A five-year-old bank in Portland, Ore., has been slapped with a cease- and-desist order by the Federal Deposit Insurance Corp. for engaging in what the regulator called "unsafe or unsound banking practices."

The FDIC said $72 million-asset Northern Bank of Commerce lacks sufficient equity capital to support its assets, has an inadequate management team to support its loan portfolio, and is operating with an insufficient allowance for loan losses.

As part of an agreement with the FDIC, chief executive officer John Holloway has stepped down as chairman. He is to be succeeded by William Spicer, a director since the bank's inception in 1994.

The FDIC order also requires Northern Bank to hire a chief financial officer and a chief credit officer to upgrade its "low-quality loan portfolio and improve earnings."

Over the next 180 days, Northern Bank must also increase its Tier 1 capital by at least $2 million and reduce all loans classified as "doubtful" by regulators to $3.5 million.

Northern Bank, which operates eight branches in retirement neighborhoods around Portland, primarily makes construction and residential loans.

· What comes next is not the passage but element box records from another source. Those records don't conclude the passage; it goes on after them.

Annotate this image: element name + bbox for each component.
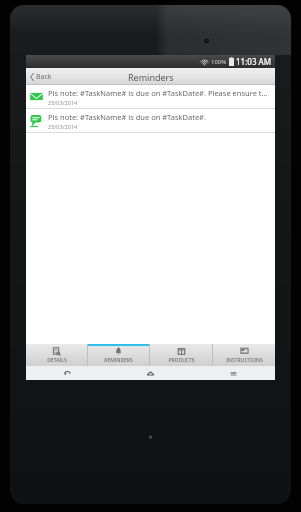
button[interactable]: Pls note: #TaskName# is due on #TaskDate… <box>26 85 275 108</box>
staticText: PRODUCTS <box>168 357 195 364</box>
staticText: Pls note: #TaskName# is due on #TaskDate… <box>48 88 271 98</box>
staticText: Pls note: #TaskName# is due on #TaskDate… <box>48 112 206 122</box>
button[interactable]: Home <box>109 366 192 380</box>
staticText: Reminders <box>128 71 174 83</box>
staticText: 25/03/2014 <box>48 99 78 106</box>
button[interactable]: DETAILS <box>26 344 87 366</box>
button[interactable]: Back <box>26 68 56 85</box>
staticText: 11:03 AM <box>236 56 272 67</box>
staticText: Back <box>36 72 52 82</box>
staticText: 100% <box>211 58 227 66</box>
staticText: 25/03/2014 <box>48 123 78 130</box>
button[interactable]: REMINDERS <box>88 344 149 366</box>
button[interactable]: PRODUCTS <box>150 344 212 366</box>
staticText: INSTRUCTIONS <box>226 357 263 364</box>
button[interactable]: Recent apps <box>192 366 275 380</box>
button[interactable]: INSTRUCTIONS <box>213 344 275 366</box>
staticText: REMINDERS <box>104 357 133 364</box>
button[interactable]: Pls note: #TaskName# is due on #TaskDate… <box>26 109 275 132</box>
staticText: DETAILS <box>47 357 67 364</box>
button[interactable]: Back <box>26 366 109 380</box>
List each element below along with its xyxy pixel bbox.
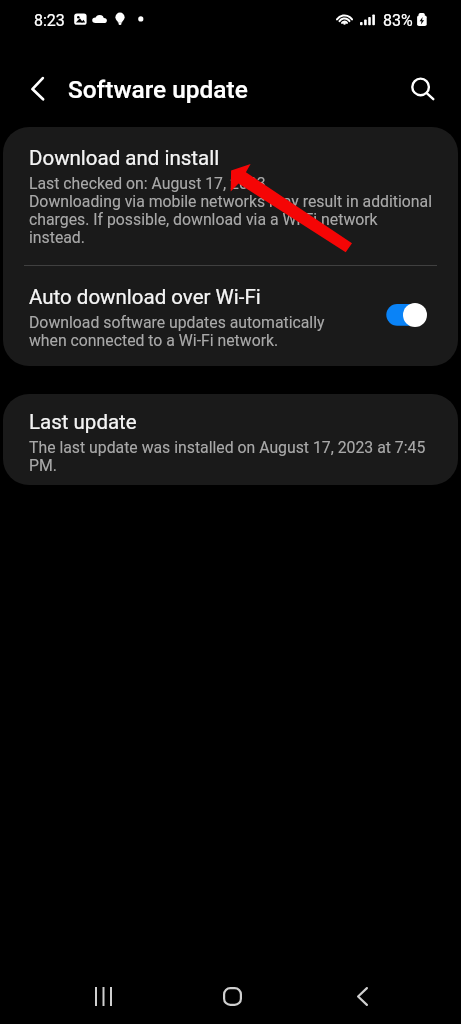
button[interactable]: Recent apps bbox=[80, 972, 128, 1020]
staticText: Last update bbox=[29, 410, 137, 434]
staticText: Software update bbox=[68, 73, 248, 105]
staticText: Download software updates automatically … bbox=[29, 314, 339, 350]
button[interactable]: Download and install bbox=[3, 127, 458, 265]
button[interactable]: Last update bbox=[3, 394, 458, 485]
staticText: 8:23 bbox=[34, 10, 65, 31]
button[interactable]: Home bbox=[208, 972, 256, 1020]
button[interactable]: Auto download over Wi-Fi toggle bbox=[384, 301, 429, 329]
staticText: Auto download over Wi-Fi bbox=[29, 285, 261, 309]
staticText: The last update was installed on August … bbox=[29, 439, 433, 475]
staticText: Download and install bbox=[29, 146, 220, 170]
button[interactable]: Search bbox=[397, 64, 445, 112]
staticText: 83% bbox=[383, 10, 413, 31]
button[interactable]: Navigate up bbox=[13, 64, 61, 112]
button[interactable]: Back bbox=[338, 972, 386, 1020]
staticText: Last checked on: August 17, 2023 Downloa… bbox=[29, 175, 433, 247]
button[interactable]: Auto download over Wi-Fi bbox=[3, 266, 458, 366]
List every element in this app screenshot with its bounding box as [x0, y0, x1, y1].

James Bradshaw at Pacific Crest Securities in Portland said that Mr. Holloway's troubles stemmed from the bank's explosive growth and management turnover.

"It's become too much for one man to handle," Mr. Bradshaw said.

Mr. Spicer agreed. "Our challenge now is to make sure that our internal management keeps pace with our rapid growth," he said in a prepared statement.

He said the bank has adopted a formal plan to address the regulator's concerns.